It is argued that Stonehenge, the greatest Neolithic monument of them all, was never finished; a “jerry-built disaster” planned but left incomplete because the culture was not capable of achieving its aspirations. The argument is based on the perception of the ruinous state of the monument we see today. Whereas the Welsh bluestones settings have suffered badly from wrecking and robbing the larger sarsen stones do not appear to have endured the same fate. Dare we suggest that this is indicative of the attraction of the bluestones? Yet an incomplete sarsen ring does not necessarily subscribe to Stonehenge as a “jerry-built” monument.
|Picture: Equinoctial Dawn at Stonehenge - (c) Jeebs 2011|
The origins of this term is uncertain but it would appear to have nothing to do with the slang term for German people or an incapable craftsman by the name of Jerry.
The term seems likely to derive from a corruption of the old nautical term "jury-rigged", meaning "assembled in a makeshift manner", which can be traced to the eighteenth century.
However, “jury rigging” should not be confused with influencing a jury, twelve good men and true, during the course of a trial in a court of law, but refers to makeshift repairs or temporary contrivances, made with the only tools and materials at hand.
The term comes from the term "jury mast", a nautical term attested since 1616 for a temporary mast made from any available spar when the mast had broken or been lost overboard. This in turn is possibly a corruption of "joury mast", from the French, "jour", a day, which would be a temporary mast used for the day, while the mainmast was away being repaired.

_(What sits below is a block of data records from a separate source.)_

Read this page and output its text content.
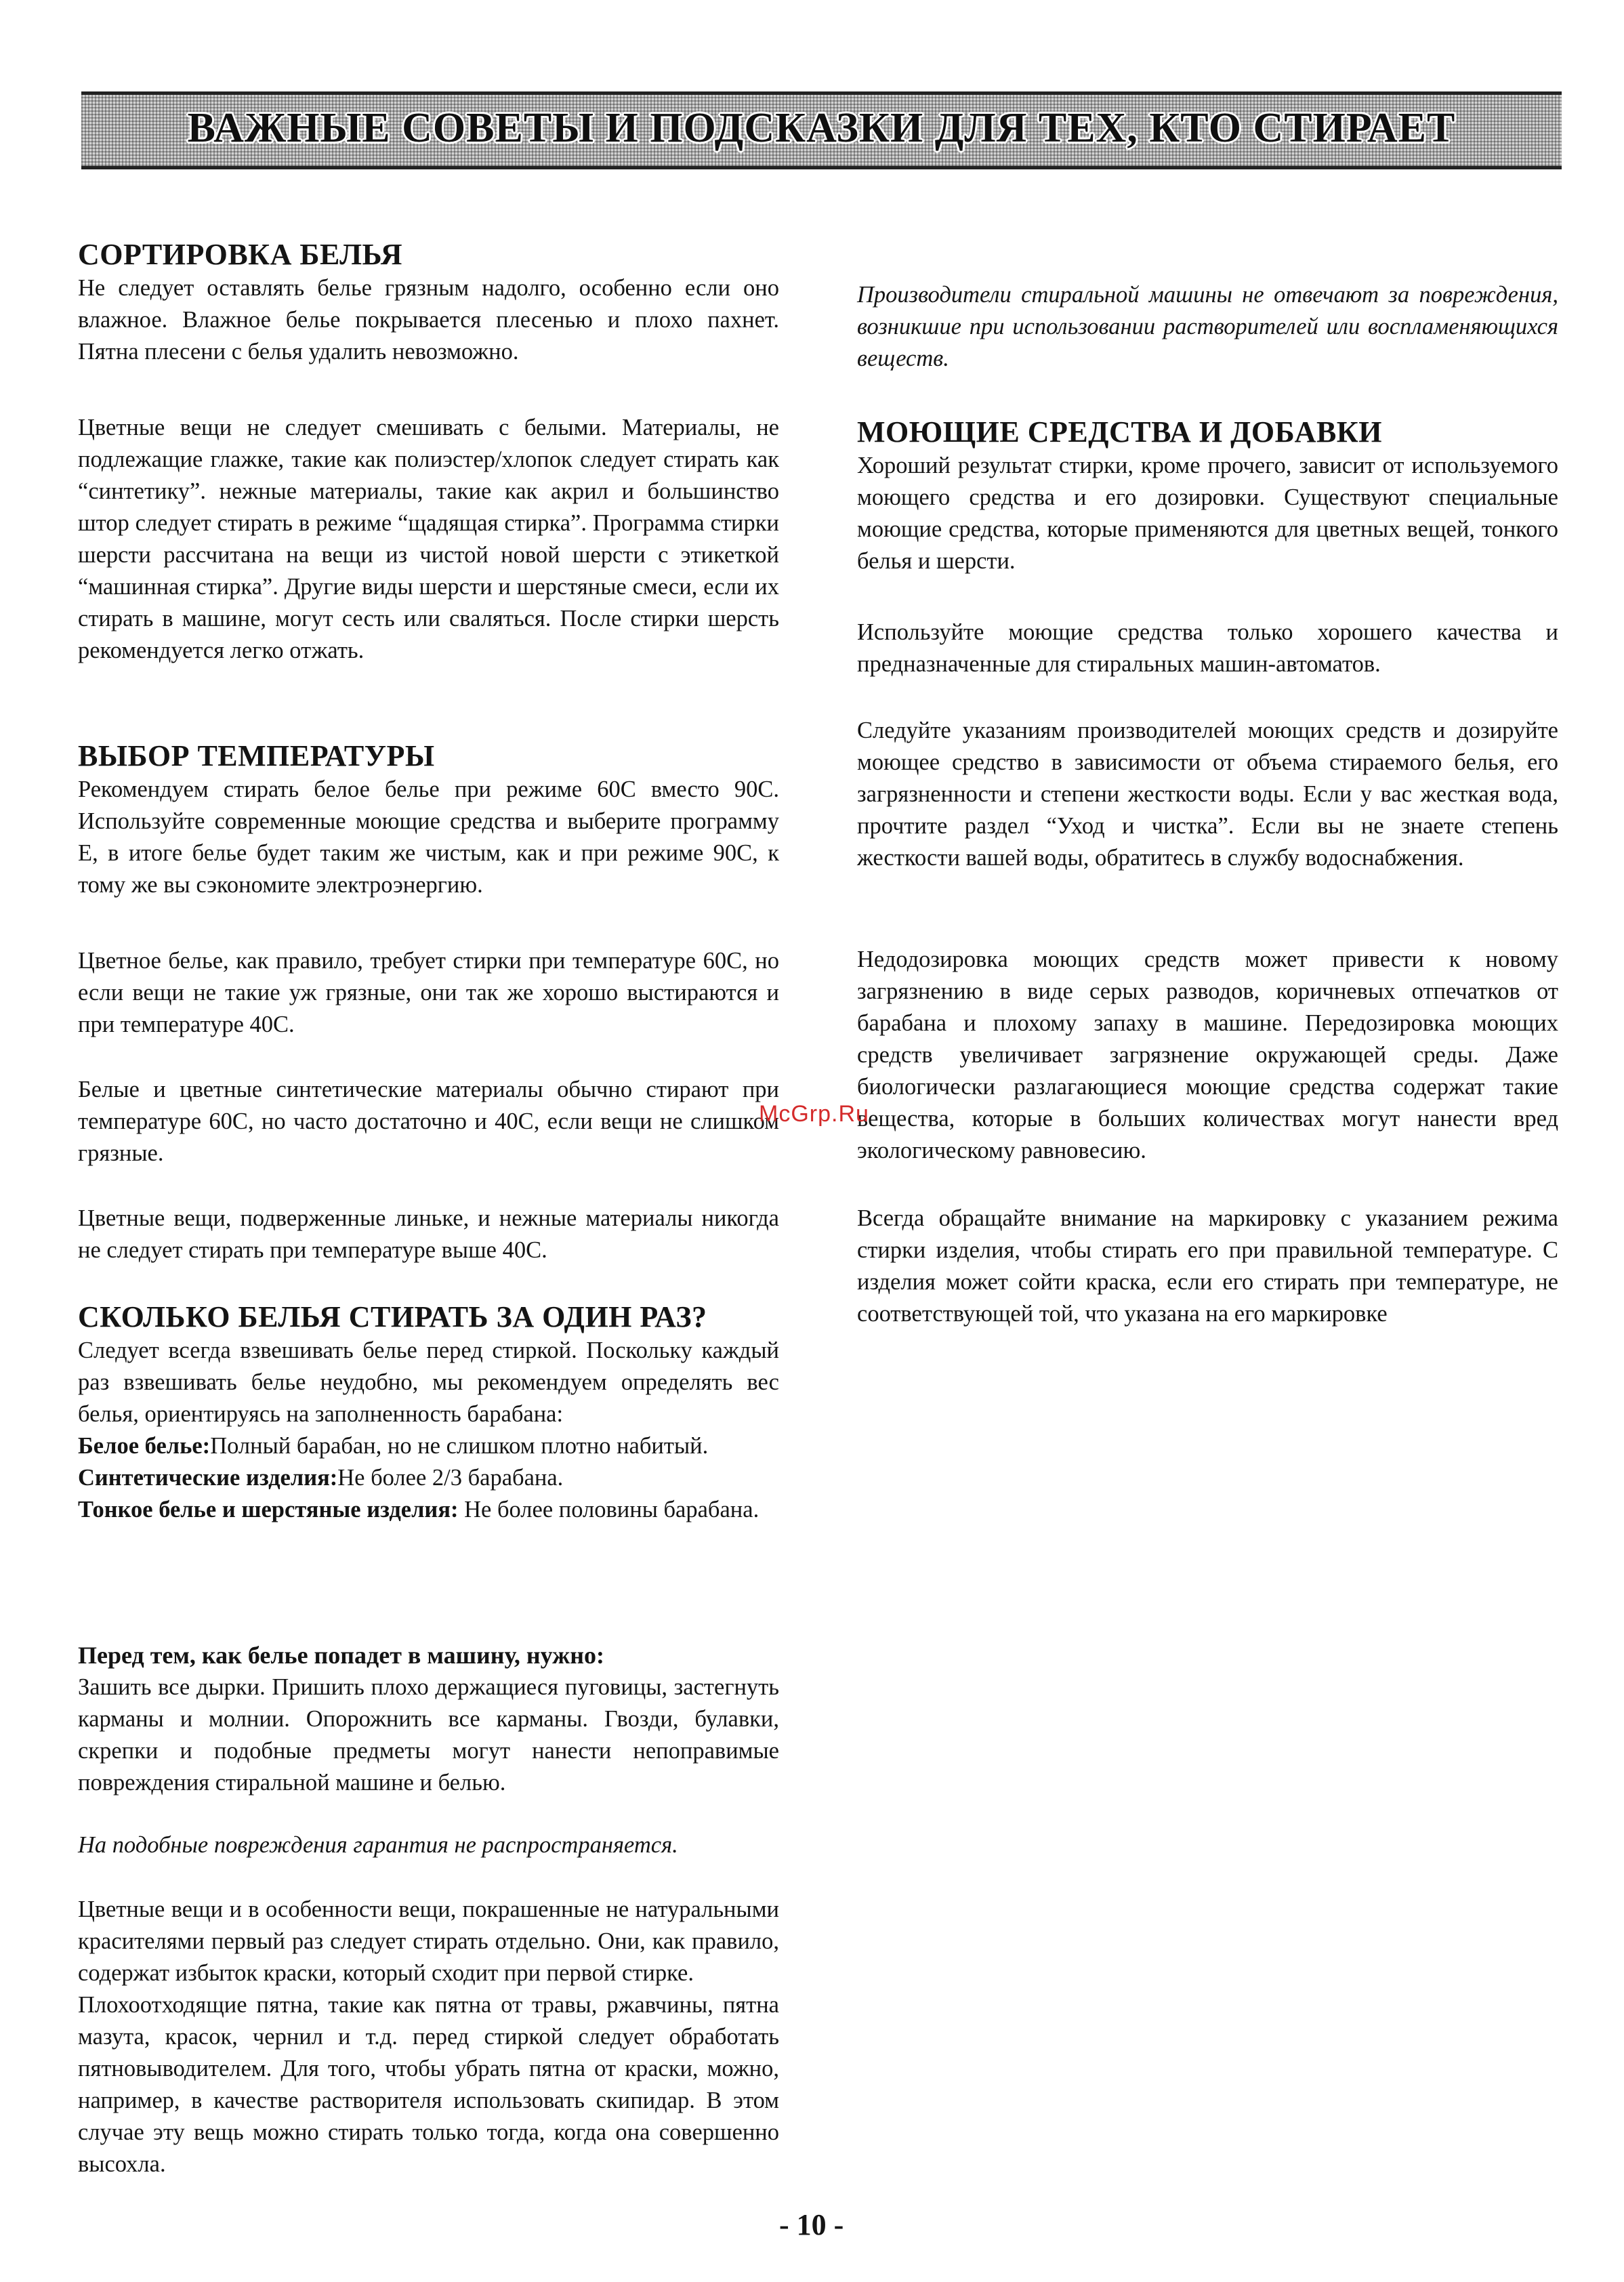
ВАЖНЫЕ СОВЕТЫ И ПОДСКАЗКИ ДЛЯ ТЕХ, КТО СТИРАЕТ
СОРТИРОВКА БЕЛЬЯ

Не следует оставлять белье грязным надолго, особенно если оно влажное. Влажное белье покрывается плесенью и плохо пахнет. Пятна плесени с белья удалить невозможно.

Цветные вещи не следует смешивать с белыми. Материалы, не подлежащие глажке, такие как полиэстер/хлопок следует стирать как “синтетику”. нежные материалы, такие как акрил и большинство штор следует стирать в режиме “щадящая стирка”. Программа стирки шерсти рассчитана на вещи из чистой новой шерсти с этикеткой “машинная стирка”. Другие виды шерсти и шерстяные смеси, если их стирать в машине, могут сесть или сваляться. После стирки шерсть рекомендуется легко отжать.

ВЫБОР ТЕМПЕРАТУРЫ

Рекомендуем стирать белое белье при режиме 60С вместо 90С. Используйте современные моющие средства и выберите программу Е, в итоге белье будет таким же чистым, как и при режиме 90С, к тому же вы сэкономите электроэнергию.

Цветное белье, как правило, требует стирки при температуре 60С, но если вещи не такие уж грязные, они так же хорошо выстираются и при температуре 40С.

Белые и цветные синтетические материалы обычно стирают при температуре 60С, но часто достаточно и 40С, если вещи не слишком грязные.

Цветные вещи, подверженные линьке, и нежные материалы никогда не следует стирать при температуре выше 40С.

СКОЛЬКО БЕЛЬЯ СТИРАТЬ ЗА ОДИН РАЗ?

Следует всегда взвешивать белье перед стиркой. Поскольку каждый раз взвешивать белье неудобно, мы рекомендуем определять вес белья, ориентируясь на заполненность барабана:

Белое белье:Полный барабан, но не слишком плотно набитый.

Синтетические изделия:Не более 2/3 барабана.

Тонкое белье и шерстяные изделия: Не более половины барабана.

Перед тем, как белье попадет в машину, нужно:

Зашить все дырки. Пришить плохо держащиеся пуговицы, застегнуть карманы и молнии. Опорожнить все карманы. Гвозди, булавки, скрепки и подобные предметы могут нанести непоправимые повреждения стиральной машине и белью.

На подобные повреждения гарантия не распространяется.

Цветные вещи и в особенности вещи, покрашенные не натуральными красителями первый раз следует стирать отдельно. Они, как правило, содержат избыток краски, который сходит при первой стирке.

Плохоотходящие пятна, такие как пятна от травы, ржавчины, пятна мазута, красок, чернил и т.д. перед стиркой следует обработать пятновыводителем. Для того, чтобы убрать пятна от краски, можно, например, в качестве растворителя использовать скипидар. В этом случае эту вещь можно стирать только тогда, когда она совершенно высохла.

Производители стиральной машины не отвечают за повреждения, возникшие при использовании растворителей или воспламеняющихся веществ.

МОЮЩИЕ СРЕДСТВА И ДОБАВКИ

Хороший результат стирки, кроме прочего, зависит от используемого моющего средства и его дозировки. Существуют специальные моющие средства, которые применяются для цветных вещей, тонкого белья и шерсти.

Используйте моющие средства только хорошего качества и предназначенные для стиральных машин-автоматов.

Следуйте указаниям производителей моющих средств и дозируйте моющее средство в зависимости от объема стираемого белья, его загрязненности и степени жесткости воды. Если у вас жесткая вода, прочтите раздел “Уход и чистка”. Если вы не знаете степень жесткости вашей воды, обратитесь в службу водоснабжения.

Недодозировка моющих средств может привести к новому загрязнению в виде серых разводов, коричневых отпечатков от барабана и плохому запаху в машине. Передозировка моющих средств увеличивает загрязнение окружающей среды. Даже биологически разлагающиеся моющие средства содержат такие вещества, которые в больших количествах могут нанести вред экологическому равновесию.

Всегда обращайте внимание на маркировку с указанием режима стирки изделия, чтобы стирать его при правильной температуре. С изделия может сойти краска, если его стирать при температуре, не соответствующей той, что указана на его маркировке

McGrp.Ru
- 10 -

This is turn could derive from the Old French term “ajurie” meaning "help or relief".
Was Stonehenge built of poor materials? The answer stands before us on Salisbury Plain, there would appear to be nothing temporary or makeshift about this monument – the first stone settings have stood there for nearly 5,000 years.
There is a strong counter argument that Stonehenge was purposefully left 'incomplete' as we see it, and it was never intended as a closed circle.